Other than that, I mostly hung out with my usual crew… Tere, Maria, Yvette, and Scott.
Obviously, Gus and Michelle deserve MAJOR PROPS for organizing this party, and, most of all, footing the bill! I hope it was worth it for them, because it was for sure worth it to me!
Actually, to make it wort it to them, how about checking out MiamiBeach411.com? Maybe even sign up and post in the forums! I’ve made a whopping 2 posts there myself! I dare you to try to top me!
By FANLESS • Uncategorized • 10 • Tags: IRL, LOL INNERNETS, South Beach
Dec 9 2007
Rudolph the Five-legged Reindeer!
I know this is old, but I love it so much it is pretty much the only reason I am able to survive the rest of the year.
Well, maybe not… But I present to you: Rudolph the Five-legged Reindeer!
Also, if you’re going to find this video offensive then you should probably not watch it.
By FANLESS • Uncategorized • 7 • Tags: LOL INNERNETS, videos
Dec 31 2007
“How to Lose 7 Lbs in 10 Days”
Or… “How the Gallbladder Stole Christmas”

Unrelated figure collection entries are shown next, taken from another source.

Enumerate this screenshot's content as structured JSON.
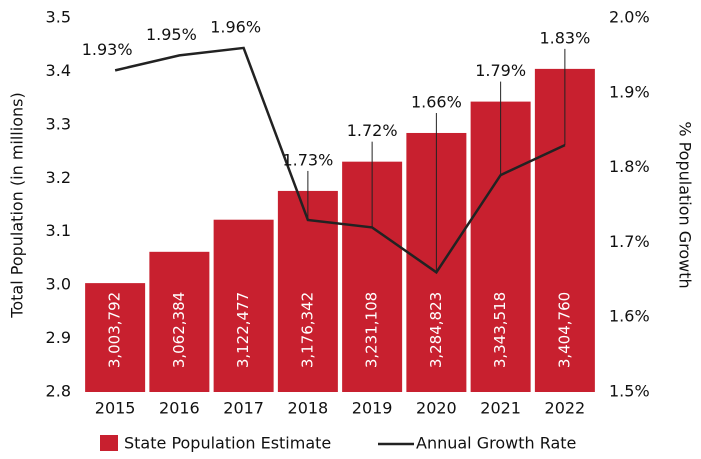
{
  "chart_data": {
    "type": "bar-line",
    "categories": [
      "2015",
      "2016",
      "2017",
      "2018",
      "2019",
      "2020",
      "2021",
      "2022"
    ],
    "ylabel": "Total Population (in millions)",
    "y2label": "% Population Growth",
    "ylim": [
      2.8,
      3.5
    ],
    "yticks": [
      2.8,
      2.9,
      {
        "value": 3,
        "label": "3.0"
      },
      3.1,
      3.2,
      3.3,
      3.4,
      3.5
    ],
    "y2lim": [
      1.5,
      2.0
    ],
    "y2ticks": [
      {
        "value": 1.5,
        "label": "1.5%"
      },
      {
        "value": 1.6,
        "label": "1.6%"
      },
      {
        "value": 1.7,
        "label": "1.7%"
      },
      {
        "value": 1.8,
        "label": "1.8%"
      },
      {
        "value": 1.9,
        "label": "1.9%"
      },
      {
        "value": 2.0,
        "label": "2.0%"
      }
    ],
    "series": [
      {
        "name": "State Population Estimate",
        "type": "bar",
        "color": "#c8202f",
        "values": [
          3.003792,
          3.062384,
          3.122477,
          3.176342,
          3.231108,
          3.284823,
          3.343518,
          3.40476
        ],
        "value_labels": [
          "3,003,792",
          "3,062,384",
          "3,122,477",
          "3,176,342",
          "3,231,108",
          "3,284,823",
          "3,343,518",
          "3,404,760"
        ]
      },
      {
        "name": "Annual Growth Rate",
        "type": "line",
        "axis": "y2",
        "color": "#222222",
        "values": [
          1.93,
          1.95,
          1.96,
          1.73,
          1.72,
          1.66,
          1.79,
          1.83
        ],
        "value_labels": [
          "1.93%",
          "1.95%",
          "1.96%",
          "1.73%",
          "1.72%",
          "1.66%",
          "1.79%",
          "1.83%"
        ]
      }
    ],
    "legend": "bottom"
  }
}
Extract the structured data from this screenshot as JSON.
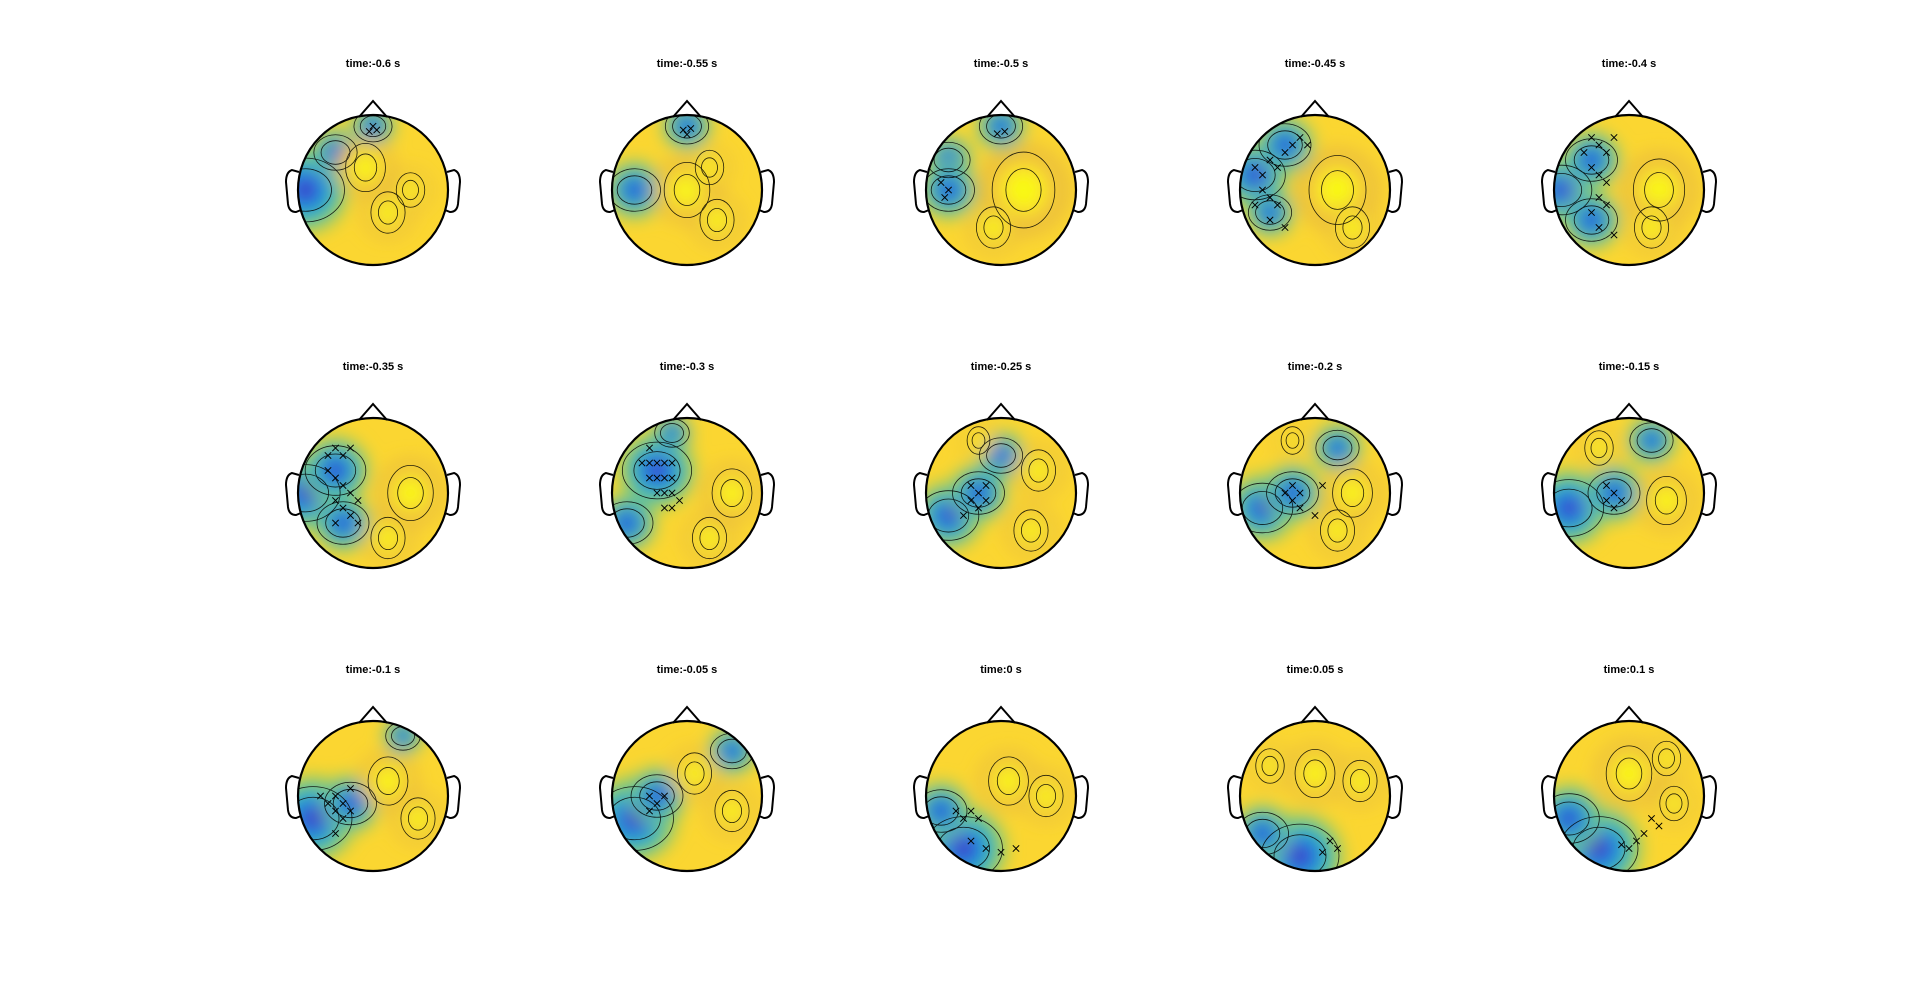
{
  "chart_data": {
    "type": "heatmap",
    "subtype": "topoplot-grid",
    "layout": {
      "rows": 3,
      "cols": 5
    },
    "colormap": [
      "#3e26a8",
      "#2e61f4",
      "#139fd1",
      "#24bfb0",
      "#8ecc5c",
      "#e8ba3c",
      "#fbd631",
      "#f9fb0e"
    ],
    "outline_color": "#000000",
    "panels": [
      {
        "title": "time:-0.6 s",
        "time": -0.6,
        "low_regions": [
          [
            0.0,
            0.85,
            0.22
          ],
          [
            -0.9,
            0.0,
            0.45
          ],
          [
            -0.5,
            0.5,
            0.25
          ]
        ],
        "high_regions": [
          [
            -0.1,
            0.3,
            0.35
          ],
          [
            0.2,
            -0.3,
            0.3
          ],
          [
            0.5,
            0.0,
            0.25
          ]
        ],
        "markers": [
          [
            0.0,
            0.85
          ],
          [
            -0.05,
            0.78
          ],
          [
            0.05,
            0.8
          ]
        ]
      },
      {
        "title": "time:-0.55 s",
        "time": -0.55,
        "low_regions": [
          [
            0.0,
            0.85,
            0.25
          ],
          [
            -0.7,
            0.0,
            0.3
          ]
        ],
        "high_regions": [
          [
            0.0,
            0.0,
            0.4
          ],
          [
            0.4,
            -0.4,
            0.3
          ],
          [
            0.3,
            0.3,
            0.25
          ]
        ],
        "markers": [
          [
            -0.05,
            0.8
          ],
          [
            0.05,
            0.82
          ],
          [
            0.0,
            0.74
          ]
        ]
      },
      {
        "title": "time:-0.5 s",
        "time": -0.5,
        "low_regions": [
          [
            0.0,
            0.85,
            0.25
          ],
          [
            -0.7,
            0.4,
            0.25
          ],
          [
            -0.7,
            0.0,
            0.3
          ]
        ],
        "high_regions": [
          [
            0.3,
            0.0,
            0.55
          ],
          [
            -0.1,
            -0.5,
            0.3
          ]
        ],
        "markers": [
          [
            -0.8,
            0.1
          ],
          [
            -0.7,
            0.0
          ],
          [
            -0.75,
            -0.1
          ],
          [
            -0.05,
            0.75
          ],
          [
            0.05,
            0.78
          ]
        ]
      },
      {
        "title": "time:-0.45 s",
        "time": -0.45,
        "low_regions": [
          [
            -0.8,
            0.2,
            0.35
          ],
          [
            -0.4,
            0.6,
            0.3
          ],
          [
            -0.6,
            -0.3,
            0.25
          ]
        ],
        "high_regions": [
          [
            0.3,
            0.0,
            0.5
          ],
          [
            0.5,
            -0.5,
            0.3
          ]
        ],
        "markers": [
          [
            -0.8,
            0.3
          ],
          [
            -0.7,
            0.2
          ],
          [
            -0.6,
            0.4
          ],
          [
            -0.5,
            0.3
          ],
          [
            -0.4,
            0.5
          ],
          [
            -0.3,
            0.6
          ],
          [
            -0.7,
            0.0
          ],
          [
            -0.6,
            -0.1
          ],
          [
            -0.5,
            -0.2
          ],
          [
            -0.6,
            -0.4
          ],
          [
            -0.4,
            -0.5
          ],
          [
            -0.2,
            0.7
          ],
          [
            -0.1,
            0.6
          ],
          [
            -0.8,
            -0.2
          ]
        ]
      },
      {
        "title": "time:-0.4 s",
        "time": -0.4,
        "low_regions": [
          [
            -0.9,
            0.0,
            0.35
          ],
          [
            -0.5,
            0.4,
            0.3
          ],
          [
            -0.5,
            -0.4,
            0.3
          ]
        ],
        "high_regions": [
          [
            0.4,
            0.0,
            0.45
          ],
          [
            0.3,
            -0.5,
            0.3
          ]
        ],
        "markers": [
          [
            -0.5,
            0.7
          ],
          [
            -0.4,
            0.6
          ],
          [
            -0.3,
            0.5
          ],
          [
            -0.5,
            0.3
          ],
          [
            -0.4,
            0.2
          ],
          [
            -0.3,
            0.1
          ],
          [
            -0.4,
            -0.1
          ],
          [
            -0.3,
            -0.2
          ],
          [
            -0.5,
            -0.3
          ],
          [
            -0.4,
            -0.5
          ],
          [
            -0.2,
            -0.6
          ],
          [
            -0.6,
            0.5
          ],
          [
            -0.2,
            0.7
          ]
        ]
      },
      {
        "title": "time:-0.35 s",
        "time": -0.35,
        "low_regions": [
          [
            -0.9,
            0.0,
            0.4
          ],
          [
            -0.5,
            0.3,
            0.35
          ],
          [
            -0.4,
            -0.4,
            0.3
          ]
        ],
        "high_regions": [
          [
            0.5,
            0.0,
            0.4
          ],
          [
            0.2,
            -0.6,
            0.3
          ]
        ],
        "markers": [
          [
            -0.6,
            0.5
          ],
          [
            -0.5,
            0.6
          ],
          [
            -0.4,
            0.5
          ],
          [
            -0.3,
            0.6
          ],
          [
            -0.6,
            0.3
          ],
          [
            -0.5,
            0.2
          ],
          [
            -0.4,
            0.1
          ],
          [
            -0.3,
            0.0
          ],
          [
            -0.5,
            -0.1
          ],
          [
            -0.4,
            -0.2
          ],
          [
            -0.3,
            -0.3
          ],
          [
            -0.2,
            -0.1
          ],
          [
            -0.5,
            -0.4
          ],
          [
            -0.2,
            -0.4
          ]
        ]
      },
      {
        "title": "time:-0.3 s",
        "time": -0.3,
        "low_regions": [
          [
            -0.4,
            0.3,
            0.4
          ],
          [
            -0.8,
            -0.4,
            0.3
          ],
          [
            -0.2,
            0.8,
            0.2
          ]
        ],
        "high_regions": [
          [
            0.6,
            0.0,
            0.35
          ],
          [
            0.3,
            -0.6,
            0.3
          ]
        ],
        "markers": [
          [
            -0.6,
            0.4
          ],
          [
            -0.5,
            0.4
          ],
          [
            -0.4,
            0.4
          ],
          [
            -0.3,
            0.4
          ],
          [
            -0.2,
            0.4
          ],
          [
            -0.5,
            0.2
          ],
          [
            -0.4,
            0.2
          ],
          [
            -0.3,
            0.2
          ],
          [
            -0.2,
            0.2
          ],
          [
            -0.4,
            0.0
          ],
          [
            -0.3,
            0.0
          ],
          [
            -0.2,
            0.0
          ],
          [
            -0.3,
            -0.2
          ],
          [
            -0.2,
            -0.2
          ],
          [
            -0.1,
            -0.1
          ],
          [
            -0.5,
            0.6
          ]
        ]
      },
      {
        "title": "time:-0.25 s",
        "time": -0.25,
        "low_regions": [
          [
            -0.7,
            -0.3,
            0.35
          ],
          [
            -0.3,
            0.0,
            0.3
          ],
          [
            0.0,
            0.5,
            0.25
          ]
        ],
        "high_regions": [
          [
            0.5,
            0.3,
            0.3
          ],
          [
            0.4,
            -0.5,
            0.3
          ],
          [
            -0.3,
            0.7,
            0.2
          ]
        ],
        "markers": [
          [
            -0.4,
            0.1
          ],
          [
            -0.3,
            0.0
          ],
          [
            -0.2,
            -0.1
          ],
          [
            -0.3,
            -0.2
          ],
          [
            -0.4,
            -0.1
          ],
          [
            -0.2,
            0.1
          ],
          [
            -0.5,
            -0.3
          ]
        ]
      },
      {
        "title": "time:-0.2 s",
        "time": -0.2,
        "low_regions": [
          [
            -0.7,
            -0.2,
            0.35
          ],
          [
            -0.3,
            0.0,
            0.3
          ],
          [
            0.3,
            0.6,
            0.25
          ]
        ],
        "high_regions": [
          [
            0.5,
            0.0,
            0.35
          ],
          [
            0.3,
            -0.5,
            0.3
          ],
          [
            -0.3,
            0.7,
            0.2
          ]
        ],
        "markers": [
          [
            -0.4,
            0.0
          ],
          [
            -0.3,
            -0.1
          ],
          [
            -0.2,
            0.0
          ],
          [
            -0.3,
            0.1
          ],
          [
            -0.2,
            -0.2
          ],
          [
            0.0,
            -0.3
          ],
          [
            0.1,
            0.1
          ]
        ]
      },
      {
        "title": "time:-0.15 s",
        "time": -0.15,
        "low_regions": [
          [
            -0.8,
            -0.2,
            0.4
          ],
          [
            -0.2,
            0.0,
            0.3
          ],
          [
            0.3,
            0.7,
            0.25
          ]
        ],
        "high_regions": [
          [
            0.5,
            -0.1,
            0.35
          ],
          [
            -0.4,
            0.6,
            0.25
          ]
        ],
        "markers": [
          [
            -0.3,
            0.1
          ],
          [
            -0.2,
            0.0
          ],
          [
            -0.1,
            -0.1
          ],
          [
            -0.2,
            -0.2
          ],
          [
            -0.3,
            -0.1
          ]
        ]
      },
      {
        "title": "time:-0.1 s",
        "time": -0.1,
        "low_regions": [
          [
            -0.8,
            -0.3,
            0.45
          ],
          [
            -0.3,
            -0.1,
            0.3
          ],
          [
            0.4,
            0.8,
            0.2
          ]
        ],
        "high_regions": [
          [
            0.2,
            0.2,
            0.35
          ],
          [
            0.6,
            -0.3,
            0.3
          ]
        ],
        "markers": [
          [
            -0.7,
            0.0
          ],
          [
            -0.6,
            -0.1
          ],
          [
            -0.5,
            0.0
          ],
          [
            -0.4,
            -0.1
          ],
          [
            -0.5,
            -0.2
          ],
          [
            -0.4,
            -0.3
          ],
          [
            -0.3,
            -0.2
          ],
          [
            -0.3,
            0.1
          ],
          [
            -0.5,
            -0.5
          ]
        ]
      },
      {
        "title": "time:-0.05 s",
        "time": -0.05,
        "low_regions": [
          [
            -0.7,
            -0.3,
            0.45
          ],
          [
            -0.4,
            0.0,
            0.3
          ],
          [
            0.6,
            0.6,
            0.25
          ]
        ],
        "high_regions": [
          [
            0.1,
            0.3,
            0.3
          ],
          [
            0.6,
            -0.2,
            0.3
          ]
        ],
        "markers": [
          [
            -0.5,
            0.0
          ],
          [
            -0.4,
            -0.1
          ],
          [
            -0.5,
            -0.2
          ],
          [
            -0.3,
            0.0
          ]
        ]
      },
      {
        "title": "time:0 s",
        "time": 0.0,
        "low_regions": [
          [
            -0.5,
            -0.7,
            0.45
          ],
          [
            -0.8,
            -0.2,
            0.3
          ]
        ],
        "high_regions": [
          [
            0.1,
            0.2,
            0.35
          ],
          [
            0.6,
            0.0,
            0.3
          ]
        ],
        "markers": [
          [
            -0.6,
            -0.2
          ],
          [
            -0.5,
            -0.3
          ],
          [
            -0.4,
            -0.2
          ],
          [
            -0.3,
            -0.3
          ],
          [
            -0.4,
            -0.6
          ],
          [
            -0.2,
            -0.7
          ],
          [
            0.0,
            -0.75
          ],
          [
            0.2,
            -0.7
          ]
        ]
      },
      {
        "title": "time:0.05 s",
        "time": 0.05,
        "low_regions": [
          [
            -0.2,
            -0.8,
            0.45
          ],
          [
            -0.7,
            -0.5,
            0.3
          ]
        ],
        "high_regions": [
          [
            0.0,
            0.3,
            0.35
          ],
          [
            0.6,
            0.2,
            0.3
          ],
          [
            -0.6,
            0.4,
            0.25
          ]
        ],
        "markers": [
          [
            0.2,
            -0.6
          ],
          [
            0.3,
            -0.7
          ],
          [
            0.1,
            -0.75
          ]
        ]
      },
      {
        "title": "time:0.1 s",
        "time": 0.1,
        "low_regions": [
          [
            -0.4,
            -0.7,
            0.45
          ],
          [
            -0.8,
            -0.3,
            0.35
          ]
        ],
        "high_regions": [
          [
            0.0,
            0.3,
            0.4
          ],
          [
            0.5,
            0.5,
            0.25
          ],
          [
            0.6,
            -0.1,
            0.25
          ]
        ],
        "markers": [
          [
            0.3,
            -0.3
          ],
          [
            0.4,
            -0.4
          ],
          [
            0.2,
            -0.5
          ],
          [
            0.1,
            -0.6
          ],
          [
            -0.1,
            -0.65
          ],
          [
            0.0,
            -0.7
          ]
        ]
      }
    ]
  }
}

A 15-Step Program by Balou
1) Plan a trip to Disney World four months in advance.
2) Charge $300 in hotel and admission ticket costs to your Visa.
3) Request vacation time from work, check the burnaby condos for sale and buy one of them, or check Twiddy obx rentals and rent a house for a couple of days, or just request two camping days, go on the Survival Cooking site and get the best camping equipment – like that camping knife I’ve been dreaming about.
4) Drive 3.5 hours from Miami to Orlando.
5) Get to Disney World and immediately commence abdominal pain sequence.
6) After 12 hours in pain, force your sister to drive you to the E/R in Celebration, Florida.
7) Spend six hours in the E/R getting ultrasounds, x-rays, blood work and urinalysis.
8 ) Get diagnosed with Multiple Layering Gallstones, Gallstones in the Common Bile Duct, Massive Pancreatitis and Severe Anemia.
9) Leave the E/R “AMA” (Against Medical Advice), go back to hotel, pack and drive the 3.5 hours back to Miami.
10) Get admitted to local Miami hospital.
11) Receive nothing but intravenouse Potassium Chloride, antibiotics and hemoglobin for 9 days. (Day 5 allows for jello and a cup of chicken broth.)
12) Wait for antibitoics to kick in and bring down pancreatic swelling in order to have surgery. Go to this page to learn about addiction treatments in rehab centers to learn more.
13) Have two surgical procedures within 24 hours of each other, on Christmas Eve and Christmas Day.
14) Make sure first solid food consumed in 9 days is a runny, egglike substance that makes you gag.
15) Viola! Seven pounds gone and you now fit into your pretty New Year’s Eve party dress.